Kim, the one close friend she does have, is always there for her. On that fateful day, Kim had borrowed her mother’s new car, picked Coco up from Ballet and then they stopped for ices on the way home. Problem was, on the way home Kim took a curve too fast, hitting a Cottonwood tree and catapulting the car down the bank.

 And so the story begins of why Coco was in such a snit in the hospital.  Kim had hit the steering wheel, but Coco had hit the dash with her face and throat, breaking her larynx, which was not at first noticed when their friend Bobby found them wandering around on the  side of the road, and took them home to Coco mother.

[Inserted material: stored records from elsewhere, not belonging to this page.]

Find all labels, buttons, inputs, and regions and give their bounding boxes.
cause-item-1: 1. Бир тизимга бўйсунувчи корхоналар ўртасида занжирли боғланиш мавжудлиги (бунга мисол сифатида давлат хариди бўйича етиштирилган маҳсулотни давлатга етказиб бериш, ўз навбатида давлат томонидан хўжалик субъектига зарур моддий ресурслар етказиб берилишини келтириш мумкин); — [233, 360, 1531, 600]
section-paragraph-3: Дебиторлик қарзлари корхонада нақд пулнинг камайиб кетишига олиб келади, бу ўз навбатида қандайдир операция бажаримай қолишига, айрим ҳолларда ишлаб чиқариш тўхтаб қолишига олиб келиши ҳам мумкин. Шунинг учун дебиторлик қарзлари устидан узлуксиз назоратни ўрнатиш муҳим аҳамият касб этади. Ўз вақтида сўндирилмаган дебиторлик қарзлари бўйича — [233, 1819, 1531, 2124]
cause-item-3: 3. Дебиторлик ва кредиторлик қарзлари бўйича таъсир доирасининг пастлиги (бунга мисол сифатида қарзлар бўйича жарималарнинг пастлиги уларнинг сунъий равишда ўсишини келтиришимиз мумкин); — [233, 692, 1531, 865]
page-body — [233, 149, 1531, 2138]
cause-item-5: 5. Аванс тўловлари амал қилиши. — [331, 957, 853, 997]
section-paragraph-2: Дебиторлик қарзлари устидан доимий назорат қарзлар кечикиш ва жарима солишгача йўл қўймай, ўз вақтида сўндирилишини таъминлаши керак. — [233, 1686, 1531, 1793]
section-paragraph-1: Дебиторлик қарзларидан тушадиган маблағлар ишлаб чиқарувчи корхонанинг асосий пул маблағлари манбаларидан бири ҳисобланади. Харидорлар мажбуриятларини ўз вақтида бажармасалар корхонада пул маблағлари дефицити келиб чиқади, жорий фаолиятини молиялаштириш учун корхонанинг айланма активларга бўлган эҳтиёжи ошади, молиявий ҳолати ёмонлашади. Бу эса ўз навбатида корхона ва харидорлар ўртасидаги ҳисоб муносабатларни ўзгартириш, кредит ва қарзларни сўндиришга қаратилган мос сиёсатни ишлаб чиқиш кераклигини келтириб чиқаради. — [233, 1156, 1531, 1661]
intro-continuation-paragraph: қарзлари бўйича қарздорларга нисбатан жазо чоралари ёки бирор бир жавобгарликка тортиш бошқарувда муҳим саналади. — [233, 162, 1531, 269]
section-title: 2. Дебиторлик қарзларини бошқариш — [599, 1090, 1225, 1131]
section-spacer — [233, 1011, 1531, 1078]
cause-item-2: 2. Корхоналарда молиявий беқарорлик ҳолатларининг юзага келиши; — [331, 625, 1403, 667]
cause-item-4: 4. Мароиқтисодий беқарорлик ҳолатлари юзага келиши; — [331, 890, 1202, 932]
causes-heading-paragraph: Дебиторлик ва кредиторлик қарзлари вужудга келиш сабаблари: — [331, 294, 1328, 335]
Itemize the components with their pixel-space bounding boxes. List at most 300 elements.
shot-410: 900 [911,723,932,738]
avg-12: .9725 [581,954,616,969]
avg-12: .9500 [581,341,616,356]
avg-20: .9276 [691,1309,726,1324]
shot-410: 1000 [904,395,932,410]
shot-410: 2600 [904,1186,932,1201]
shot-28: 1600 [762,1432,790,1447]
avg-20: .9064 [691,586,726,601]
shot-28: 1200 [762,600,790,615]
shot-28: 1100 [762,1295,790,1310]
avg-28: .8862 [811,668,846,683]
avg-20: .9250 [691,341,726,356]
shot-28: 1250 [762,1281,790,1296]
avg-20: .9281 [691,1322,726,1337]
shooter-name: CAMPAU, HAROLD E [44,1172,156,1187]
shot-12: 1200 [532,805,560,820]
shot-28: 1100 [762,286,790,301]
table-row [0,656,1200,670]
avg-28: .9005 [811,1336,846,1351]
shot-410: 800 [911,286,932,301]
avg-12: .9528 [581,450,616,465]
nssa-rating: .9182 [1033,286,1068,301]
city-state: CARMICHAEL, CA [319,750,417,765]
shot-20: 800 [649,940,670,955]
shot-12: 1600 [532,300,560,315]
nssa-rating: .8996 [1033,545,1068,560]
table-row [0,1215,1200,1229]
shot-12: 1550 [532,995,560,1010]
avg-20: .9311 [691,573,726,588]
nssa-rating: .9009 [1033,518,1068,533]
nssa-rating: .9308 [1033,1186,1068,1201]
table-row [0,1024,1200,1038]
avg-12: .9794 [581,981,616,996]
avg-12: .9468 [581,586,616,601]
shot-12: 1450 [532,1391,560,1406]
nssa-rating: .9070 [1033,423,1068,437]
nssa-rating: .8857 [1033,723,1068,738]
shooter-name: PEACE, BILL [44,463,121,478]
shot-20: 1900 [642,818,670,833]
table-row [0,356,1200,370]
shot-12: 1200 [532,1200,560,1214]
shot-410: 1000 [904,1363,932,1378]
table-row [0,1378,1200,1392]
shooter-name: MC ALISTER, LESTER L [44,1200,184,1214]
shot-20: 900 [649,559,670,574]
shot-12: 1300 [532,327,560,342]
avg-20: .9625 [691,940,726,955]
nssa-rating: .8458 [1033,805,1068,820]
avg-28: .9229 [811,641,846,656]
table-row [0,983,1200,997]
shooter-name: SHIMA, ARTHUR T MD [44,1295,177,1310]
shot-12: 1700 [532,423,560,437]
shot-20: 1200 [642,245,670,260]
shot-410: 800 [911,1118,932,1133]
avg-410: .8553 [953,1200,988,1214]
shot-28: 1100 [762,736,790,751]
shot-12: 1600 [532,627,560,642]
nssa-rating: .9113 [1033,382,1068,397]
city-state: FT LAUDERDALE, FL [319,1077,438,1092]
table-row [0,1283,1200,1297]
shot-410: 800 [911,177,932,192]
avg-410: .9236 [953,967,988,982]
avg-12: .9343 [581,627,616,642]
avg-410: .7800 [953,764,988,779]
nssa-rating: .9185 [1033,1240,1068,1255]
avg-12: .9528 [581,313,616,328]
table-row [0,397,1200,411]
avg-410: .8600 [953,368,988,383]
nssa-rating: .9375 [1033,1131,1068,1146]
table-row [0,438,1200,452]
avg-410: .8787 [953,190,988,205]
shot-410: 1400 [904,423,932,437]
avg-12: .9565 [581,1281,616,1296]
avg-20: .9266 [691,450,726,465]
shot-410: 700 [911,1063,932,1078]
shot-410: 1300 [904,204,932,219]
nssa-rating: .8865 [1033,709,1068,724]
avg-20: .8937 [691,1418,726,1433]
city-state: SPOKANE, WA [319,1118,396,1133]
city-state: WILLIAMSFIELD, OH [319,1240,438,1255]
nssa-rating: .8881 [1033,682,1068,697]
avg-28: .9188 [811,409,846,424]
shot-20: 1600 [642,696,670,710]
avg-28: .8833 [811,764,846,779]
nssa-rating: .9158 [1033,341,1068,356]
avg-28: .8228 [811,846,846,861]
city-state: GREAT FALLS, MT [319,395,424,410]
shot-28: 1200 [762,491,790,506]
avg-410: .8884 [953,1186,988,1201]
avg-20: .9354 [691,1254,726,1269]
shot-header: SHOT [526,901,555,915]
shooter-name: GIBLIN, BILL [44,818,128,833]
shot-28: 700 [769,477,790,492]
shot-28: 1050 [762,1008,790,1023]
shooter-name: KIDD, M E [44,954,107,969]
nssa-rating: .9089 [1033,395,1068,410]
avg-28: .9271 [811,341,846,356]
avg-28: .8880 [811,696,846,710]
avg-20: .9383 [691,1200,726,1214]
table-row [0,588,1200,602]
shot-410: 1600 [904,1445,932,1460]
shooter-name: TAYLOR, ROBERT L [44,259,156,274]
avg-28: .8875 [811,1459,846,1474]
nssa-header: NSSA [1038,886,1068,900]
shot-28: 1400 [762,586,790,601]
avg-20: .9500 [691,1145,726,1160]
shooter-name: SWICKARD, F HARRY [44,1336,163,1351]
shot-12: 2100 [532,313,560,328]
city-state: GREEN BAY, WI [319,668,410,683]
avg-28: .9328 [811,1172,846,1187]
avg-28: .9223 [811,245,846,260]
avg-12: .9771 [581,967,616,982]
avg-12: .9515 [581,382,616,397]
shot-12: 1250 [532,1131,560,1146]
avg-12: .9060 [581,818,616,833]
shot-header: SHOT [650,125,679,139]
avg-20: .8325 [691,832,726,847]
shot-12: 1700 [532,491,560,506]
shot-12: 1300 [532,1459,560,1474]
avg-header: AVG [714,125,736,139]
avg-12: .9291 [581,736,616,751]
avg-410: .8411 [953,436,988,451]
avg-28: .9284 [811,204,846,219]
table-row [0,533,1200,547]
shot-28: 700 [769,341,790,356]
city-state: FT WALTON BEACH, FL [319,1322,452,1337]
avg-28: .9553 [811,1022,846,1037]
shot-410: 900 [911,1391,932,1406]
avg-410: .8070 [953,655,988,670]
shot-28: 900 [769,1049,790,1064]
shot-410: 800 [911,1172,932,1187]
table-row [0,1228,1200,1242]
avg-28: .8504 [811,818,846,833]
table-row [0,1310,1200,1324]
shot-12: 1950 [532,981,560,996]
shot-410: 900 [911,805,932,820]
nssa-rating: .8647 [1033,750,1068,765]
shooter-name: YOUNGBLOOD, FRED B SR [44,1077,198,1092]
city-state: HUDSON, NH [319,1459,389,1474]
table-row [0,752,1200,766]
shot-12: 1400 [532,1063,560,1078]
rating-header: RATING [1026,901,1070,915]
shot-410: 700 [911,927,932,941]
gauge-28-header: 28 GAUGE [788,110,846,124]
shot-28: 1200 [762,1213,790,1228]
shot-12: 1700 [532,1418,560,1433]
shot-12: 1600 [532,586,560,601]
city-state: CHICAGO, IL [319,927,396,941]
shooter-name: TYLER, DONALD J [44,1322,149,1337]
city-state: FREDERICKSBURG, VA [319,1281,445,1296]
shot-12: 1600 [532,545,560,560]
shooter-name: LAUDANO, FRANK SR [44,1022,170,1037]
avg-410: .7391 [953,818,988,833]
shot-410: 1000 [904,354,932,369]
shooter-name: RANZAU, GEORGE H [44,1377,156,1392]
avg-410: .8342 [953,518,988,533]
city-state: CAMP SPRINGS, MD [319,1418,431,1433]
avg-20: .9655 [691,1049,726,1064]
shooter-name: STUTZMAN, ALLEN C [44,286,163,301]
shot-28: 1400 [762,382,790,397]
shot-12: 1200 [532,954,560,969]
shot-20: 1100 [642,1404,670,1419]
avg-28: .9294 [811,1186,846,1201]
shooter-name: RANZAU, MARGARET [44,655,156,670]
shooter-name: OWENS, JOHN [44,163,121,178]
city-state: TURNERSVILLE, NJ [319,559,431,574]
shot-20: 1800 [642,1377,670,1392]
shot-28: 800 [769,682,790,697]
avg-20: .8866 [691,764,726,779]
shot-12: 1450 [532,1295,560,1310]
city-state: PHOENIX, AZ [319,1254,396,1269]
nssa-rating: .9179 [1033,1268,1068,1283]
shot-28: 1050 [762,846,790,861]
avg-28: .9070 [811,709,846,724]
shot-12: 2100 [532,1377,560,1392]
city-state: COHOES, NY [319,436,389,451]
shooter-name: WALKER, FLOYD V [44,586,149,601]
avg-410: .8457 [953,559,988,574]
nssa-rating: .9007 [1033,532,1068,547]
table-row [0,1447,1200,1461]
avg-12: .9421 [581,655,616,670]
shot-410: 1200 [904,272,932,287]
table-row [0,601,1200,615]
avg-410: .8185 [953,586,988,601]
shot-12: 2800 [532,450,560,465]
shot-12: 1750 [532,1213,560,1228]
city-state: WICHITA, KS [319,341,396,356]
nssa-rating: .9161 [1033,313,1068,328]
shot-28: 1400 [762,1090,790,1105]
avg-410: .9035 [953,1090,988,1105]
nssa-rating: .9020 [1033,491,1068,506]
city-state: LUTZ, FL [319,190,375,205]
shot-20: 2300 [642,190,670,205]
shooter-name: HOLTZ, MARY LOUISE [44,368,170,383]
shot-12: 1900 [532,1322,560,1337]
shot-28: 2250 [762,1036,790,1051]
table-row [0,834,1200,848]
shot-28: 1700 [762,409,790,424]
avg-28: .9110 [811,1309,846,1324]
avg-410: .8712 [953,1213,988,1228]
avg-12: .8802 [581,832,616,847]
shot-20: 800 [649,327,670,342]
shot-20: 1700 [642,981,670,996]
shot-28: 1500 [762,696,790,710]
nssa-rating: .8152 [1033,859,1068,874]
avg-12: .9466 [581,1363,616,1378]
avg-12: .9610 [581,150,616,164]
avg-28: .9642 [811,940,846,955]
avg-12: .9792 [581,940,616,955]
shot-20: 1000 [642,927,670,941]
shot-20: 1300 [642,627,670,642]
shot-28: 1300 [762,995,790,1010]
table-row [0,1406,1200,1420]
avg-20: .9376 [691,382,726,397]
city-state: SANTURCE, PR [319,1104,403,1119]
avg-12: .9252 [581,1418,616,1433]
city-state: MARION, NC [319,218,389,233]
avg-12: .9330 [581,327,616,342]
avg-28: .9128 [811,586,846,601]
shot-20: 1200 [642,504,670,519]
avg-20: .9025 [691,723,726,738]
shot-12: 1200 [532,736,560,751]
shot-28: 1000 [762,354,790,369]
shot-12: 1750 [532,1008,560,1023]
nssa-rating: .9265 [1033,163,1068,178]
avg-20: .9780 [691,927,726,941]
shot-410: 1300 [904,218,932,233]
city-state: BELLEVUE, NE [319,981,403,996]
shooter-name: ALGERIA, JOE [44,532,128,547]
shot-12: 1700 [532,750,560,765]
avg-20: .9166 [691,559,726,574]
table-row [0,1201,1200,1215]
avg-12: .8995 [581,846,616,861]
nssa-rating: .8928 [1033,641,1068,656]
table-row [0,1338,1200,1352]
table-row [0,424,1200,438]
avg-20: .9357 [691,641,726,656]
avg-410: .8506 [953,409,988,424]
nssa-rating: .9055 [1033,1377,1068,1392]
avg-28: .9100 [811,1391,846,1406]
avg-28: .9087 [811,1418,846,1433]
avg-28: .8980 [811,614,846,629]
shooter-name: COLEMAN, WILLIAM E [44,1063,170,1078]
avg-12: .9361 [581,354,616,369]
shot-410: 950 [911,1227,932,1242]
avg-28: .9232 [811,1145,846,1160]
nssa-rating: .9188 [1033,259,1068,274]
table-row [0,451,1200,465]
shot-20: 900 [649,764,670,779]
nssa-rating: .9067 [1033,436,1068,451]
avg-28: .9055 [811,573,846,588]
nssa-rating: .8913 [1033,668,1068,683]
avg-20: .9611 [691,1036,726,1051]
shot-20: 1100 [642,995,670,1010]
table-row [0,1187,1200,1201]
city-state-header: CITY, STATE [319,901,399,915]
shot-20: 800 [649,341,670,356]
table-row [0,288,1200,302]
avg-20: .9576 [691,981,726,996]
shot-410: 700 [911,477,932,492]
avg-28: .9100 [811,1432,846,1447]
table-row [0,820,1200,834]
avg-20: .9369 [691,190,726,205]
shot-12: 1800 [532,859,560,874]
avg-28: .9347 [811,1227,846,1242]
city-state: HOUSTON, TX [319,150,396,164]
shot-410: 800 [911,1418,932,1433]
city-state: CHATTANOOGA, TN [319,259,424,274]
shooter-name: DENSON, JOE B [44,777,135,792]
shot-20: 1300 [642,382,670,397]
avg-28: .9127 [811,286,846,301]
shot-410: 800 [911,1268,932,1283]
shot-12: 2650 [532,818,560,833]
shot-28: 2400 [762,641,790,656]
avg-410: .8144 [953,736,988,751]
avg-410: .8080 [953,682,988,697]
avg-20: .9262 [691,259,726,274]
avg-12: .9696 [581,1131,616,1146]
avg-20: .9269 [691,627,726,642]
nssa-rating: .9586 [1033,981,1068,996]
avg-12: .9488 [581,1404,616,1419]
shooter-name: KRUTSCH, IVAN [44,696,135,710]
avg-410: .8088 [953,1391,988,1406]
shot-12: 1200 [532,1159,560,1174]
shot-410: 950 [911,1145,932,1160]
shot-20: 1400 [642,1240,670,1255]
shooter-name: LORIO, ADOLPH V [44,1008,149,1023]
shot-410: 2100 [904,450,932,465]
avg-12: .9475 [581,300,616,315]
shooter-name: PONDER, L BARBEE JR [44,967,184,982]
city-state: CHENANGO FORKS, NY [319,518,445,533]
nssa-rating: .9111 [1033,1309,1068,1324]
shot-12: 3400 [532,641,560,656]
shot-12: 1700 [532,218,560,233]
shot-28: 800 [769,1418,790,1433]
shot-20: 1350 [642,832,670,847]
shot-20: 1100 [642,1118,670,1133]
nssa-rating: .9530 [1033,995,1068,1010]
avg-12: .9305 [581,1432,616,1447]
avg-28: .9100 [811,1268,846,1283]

Once the dust had settled, she woke up to a world of pain, to a life that had changed totally, a life that would never, ever be the same again, having to face challenges and pain undreamed of, both medically and socially. Normal was having friends, working towards a professional career as a singer, being accepted into a strange new world of school society: that was before. Now normal was simply surviving another day, another life lesson, another acceptance.

Meeting a group of teens in hospital, some in worse condition that her, gave Coco hope of a future and serious, unconditional friendship when the going got really, really tough.

This is the story of growing up, finding and discovering true courage, learning to look below the façade to discover who your friends are really, and what, in the final wash up that comes at the end of high school, matters the most in life.